476 U.S. 1109 | SCOTUS | 1986
Lead Opinion
Application for stay of execution of sentence of death, presented to Justice White, and by him referred to the Court, denied.
Dissenting Opinion
dissenting.
Adhering to my view that the death penalty is in all circumstances cruel and unusual punishment prohibited by the Eighth and Fourteenth Amendments, Gregg v. Georgia, 428 U. S. 153, 227 (1976), I would grant the application for stay in order to give the applicant time to file a petition for writ of certiorari, and would grant the petition and vacate the sentence in this case.
Dissenting Opinion
dissenting.
Applicant seeks a stay of execution, claiming that the Eighth and Fourteenth Amendments are offended by the State’s attempt to execute him for a crime he committed while a juvenile.
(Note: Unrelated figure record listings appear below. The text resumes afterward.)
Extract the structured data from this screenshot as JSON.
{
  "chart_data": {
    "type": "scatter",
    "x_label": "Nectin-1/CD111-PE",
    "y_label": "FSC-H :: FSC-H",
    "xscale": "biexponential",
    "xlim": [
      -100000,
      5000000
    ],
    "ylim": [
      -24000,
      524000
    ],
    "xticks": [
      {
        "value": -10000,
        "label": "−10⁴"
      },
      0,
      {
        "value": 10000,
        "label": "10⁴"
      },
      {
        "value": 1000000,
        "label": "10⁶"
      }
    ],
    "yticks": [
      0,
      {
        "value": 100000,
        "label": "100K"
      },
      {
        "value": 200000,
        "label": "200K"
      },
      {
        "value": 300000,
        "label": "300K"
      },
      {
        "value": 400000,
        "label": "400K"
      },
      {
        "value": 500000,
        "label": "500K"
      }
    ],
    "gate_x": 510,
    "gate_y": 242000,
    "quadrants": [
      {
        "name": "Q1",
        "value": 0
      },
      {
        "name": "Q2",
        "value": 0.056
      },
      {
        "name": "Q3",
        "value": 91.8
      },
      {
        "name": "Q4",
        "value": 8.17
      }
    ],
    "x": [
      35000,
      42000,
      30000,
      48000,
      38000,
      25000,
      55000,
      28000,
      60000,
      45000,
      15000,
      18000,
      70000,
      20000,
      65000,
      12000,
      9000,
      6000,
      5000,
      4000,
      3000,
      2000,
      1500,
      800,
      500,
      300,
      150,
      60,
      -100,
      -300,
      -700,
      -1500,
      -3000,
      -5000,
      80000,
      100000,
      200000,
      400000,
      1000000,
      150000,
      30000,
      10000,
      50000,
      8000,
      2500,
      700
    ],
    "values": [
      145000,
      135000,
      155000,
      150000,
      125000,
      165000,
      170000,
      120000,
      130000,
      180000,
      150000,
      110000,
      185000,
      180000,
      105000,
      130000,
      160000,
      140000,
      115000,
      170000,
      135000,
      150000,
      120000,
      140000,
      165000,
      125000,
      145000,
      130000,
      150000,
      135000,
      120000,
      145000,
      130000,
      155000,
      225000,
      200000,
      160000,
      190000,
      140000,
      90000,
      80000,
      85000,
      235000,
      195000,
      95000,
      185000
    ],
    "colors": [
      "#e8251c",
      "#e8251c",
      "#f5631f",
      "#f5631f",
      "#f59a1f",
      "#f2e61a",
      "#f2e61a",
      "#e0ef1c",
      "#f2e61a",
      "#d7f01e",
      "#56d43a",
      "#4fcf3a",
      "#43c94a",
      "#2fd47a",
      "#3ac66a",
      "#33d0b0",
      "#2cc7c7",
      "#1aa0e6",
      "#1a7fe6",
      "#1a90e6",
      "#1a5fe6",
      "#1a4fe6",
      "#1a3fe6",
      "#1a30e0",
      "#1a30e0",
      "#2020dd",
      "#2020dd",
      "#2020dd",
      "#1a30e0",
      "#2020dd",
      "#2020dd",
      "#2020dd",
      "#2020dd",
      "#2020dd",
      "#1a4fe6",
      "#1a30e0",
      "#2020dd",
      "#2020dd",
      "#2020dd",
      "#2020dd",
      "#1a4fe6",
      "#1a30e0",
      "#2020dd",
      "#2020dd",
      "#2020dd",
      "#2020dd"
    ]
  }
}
This Court has not yet considered whether imposition of the death penalty for a minor’s crimes is so antagonistic to civilized notions of morality as to transgress the bounds imposed by the Constitution. I believe it is time for this Court to address this issue of profound significance. See Roach v. Aiken, 474 U. S. 1039 (1986) (Brennan, J., joined by Marshall, J., dissenting). Accordingly, I would grant the stay of execution in order to afford Pinkerton an opportunity to present his claim in a petition for certiorari.